A human rights group on Tuesday urged the European Union to press Thai junta leader Prayuth Chan-ocha to protect human rights and restore democracy quickly when he travels to Italy for a summit of Asian and European leaders.
By Amy Sawitta Lefevre
BANGKOK Tue Sep 30, 2014 5:43am EDT
(Reuters) – A human rights group on Tuesday urged the European Union to press Thai junta leader Prayuth Chan-ocha to protect human rights and restore democracy quickly when he travels to Italy for a summit of Asian and European leaders.
Prayuth, the army chief who ousted an elected government in a May 22 coup and is now prime minister, will attend an Asia-Europe Meeting (ASEM) in Milan on Oct. 16-17.
“It matters when it comes to the EU which has a very clear common policy on human rights especially as it comes in the context of the EU’s downgrade of diplomatic ties,” Sunai Phasuk of Human Rights Watch told Reuters.
The United States and the European Union downgraded diplomatic ties in response to the army’s ouster of the government of Thailand’s first woman prime minister, Yingluck Shinawatra.
The coup followed months of sometimes violent protests by opposition activists supported by powerful figures in the royalist establishment bent on ending the influence of Yingluck’s brother, populist former premier Thaksin Shinawatra.
Prayuth defended the coup saying the army needed to stop bloodshed after nearly 30 people were killed in sporadic violence. But the junta has come under fire for a crackdown on its critics and for restrictions on freedom of speech.

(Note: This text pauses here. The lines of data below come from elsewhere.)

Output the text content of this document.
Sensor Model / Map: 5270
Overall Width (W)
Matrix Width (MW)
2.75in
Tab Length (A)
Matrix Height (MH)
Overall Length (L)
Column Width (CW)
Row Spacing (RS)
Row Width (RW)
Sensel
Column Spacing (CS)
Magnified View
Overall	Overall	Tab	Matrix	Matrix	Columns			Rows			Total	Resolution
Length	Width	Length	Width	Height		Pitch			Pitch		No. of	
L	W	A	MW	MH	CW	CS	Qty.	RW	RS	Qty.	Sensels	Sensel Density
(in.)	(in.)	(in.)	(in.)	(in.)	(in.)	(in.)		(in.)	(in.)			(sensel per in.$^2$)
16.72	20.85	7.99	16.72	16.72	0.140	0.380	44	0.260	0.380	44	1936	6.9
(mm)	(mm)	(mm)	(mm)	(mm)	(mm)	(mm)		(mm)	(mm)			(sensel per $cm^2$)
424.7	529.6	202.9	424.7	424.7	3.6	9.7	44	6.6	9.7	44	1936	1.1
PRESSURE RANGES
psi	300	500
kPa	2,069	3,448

Sunai said the EU should speak out to Prayuth on rights.
“The EU should use the opportunity to press for the end of rights abuses and concrete reassurances that Thailand will transition back to democracy,” Sunai said.
The EU has delayed signing an agreement on closer economic and political ties with Thailand and has urged a swift return to democracy. It has suspended official visits to and from Thailand but has not issued travel bans for junta members.

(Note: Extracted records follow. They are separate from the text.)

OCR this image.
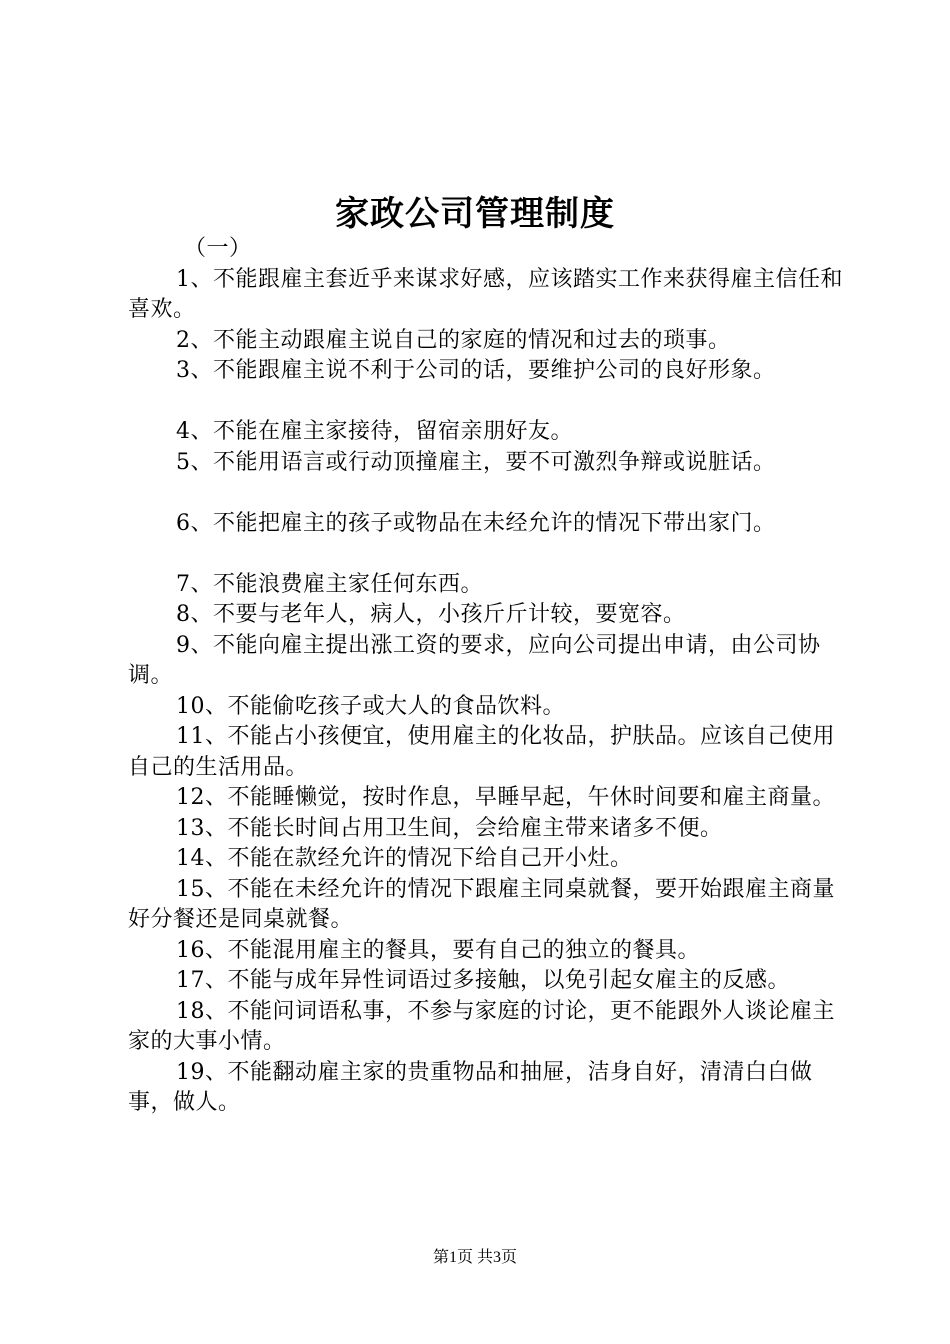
家政公司管理制度

（一）

1、不能跟雇主套近乎来谋求好感，应该踏实工作来获得雇主信任和喜欢。

2、不能主动跟雇主说自己的家庭的情况和过去的琐事。

3、不能跟雇主说不利于公司的话，要维护公司的良好形象。

4、不能在雇主家接待，留宿亲朋好友。

5、不能用语言或行动顶撞雇主，要不可激烈争辩或说脏话。

6、不能把雇主的孩子或物品在未经允许的情况下带出家门。

7、不能浪费雇主家任何东西。

8、不要与老年人，病人，小孩斤斤计较，要宽容。

9、不能向雇主提出涨工资的要求，应向公司提出申请，由公司协调。

10、不能偷吃孩子或大人的食品饮料。

11、不能占小孩便宜，使用雇主的化妆品，护肤品。应该自己使用自己的生活用品。

12、不能睡懒觉，按时作息，早睡早起，午休时间要和雇主商量。

13、不能长时间占用卫生间，会给雇主带来诸多不便。

14、不能在款经允许的情况下给自己开小灶。

15、不能在未经允许的情况下跟雇主同桌就餐，要开始跟雇主商量好分餐还是同桌就餐。

16、不能混用雇主的餐具，要有自己的独立的餐具。

17、不能与成年异性词语过多接触，以免引起女雇主的反感。

18、不能问词语私事，不参与家庭的讨论，更不能跟外人谈论雇主家的大事小情。

19、不能翻动雇主家的贵重物品和抽屉，洁身自好，清清白白做事，做人。

第1页 共3页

The EU said in a statement Prayuth’s participation at the Italy meeting was in line with its engagement guidelines.
“ASEM members are free to decide the composition of their delegation to the ASEM summit and visas are granted to all participants that are not subject to travel restrictions,” the EU Delegation in Thailand said in a statement.
Prayuth has sought to reassure tourists, foreign investors and fellow Thais that democracy will be restored with an election late next year.

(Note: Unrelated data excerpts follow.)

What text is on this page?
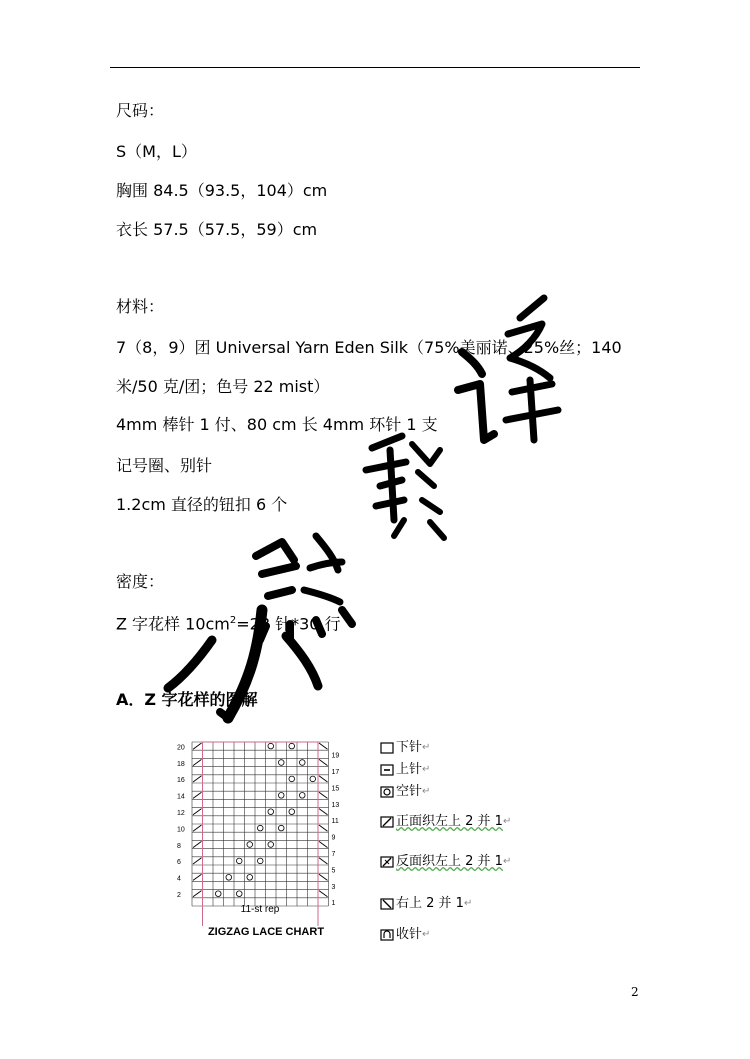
尺码：
S（M，L）
胸围 84.5（93.5，104）cm
衣长 57.5（57.5，59）cm
材料：
7（8，9）团 Universal Yarn Eden Silk（75%美丽诺、25%丝；140
米/50 克/团；色号 22 mist）
4mm 棒针 1 付、80 cm 长 4mm 环针 1 支
记号圈、别针
1.2cm 直径的钮扣 6 个
密度：
Z 字花样 $10cm^2=28$ 针*30 行
A．Z 字花样的图解
20
18
16
14
12
10
8
6
4
2
19
17
15
13
11
9
7
5
3
1
11-st rep
ZIGZAG LACE CHART
下针↵
上针↵
空针↵
正面织左上 2 并 1↵
反面织左上 2 并 1↵
右上 2 并 1↵
收针↵
2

Yongyuth Mayalarb, a spokesman for the prime minister’s office, said Prayuth would use the meeting in Milan to clear up “any misunderstanding” over the coup.
“Prime Minister Prayuth will take the opportunity to clarify the current political situation,” he said.
The summit, which takes place every two years, will be attended by European and Asian leaders. The European Commission, the EU’s executive body, is one of ASEM’s founding partners.
The visit will be Prayuth’s second trip abroad as prime minister. He is due to visit neighboring Myanmar on Oct. 9.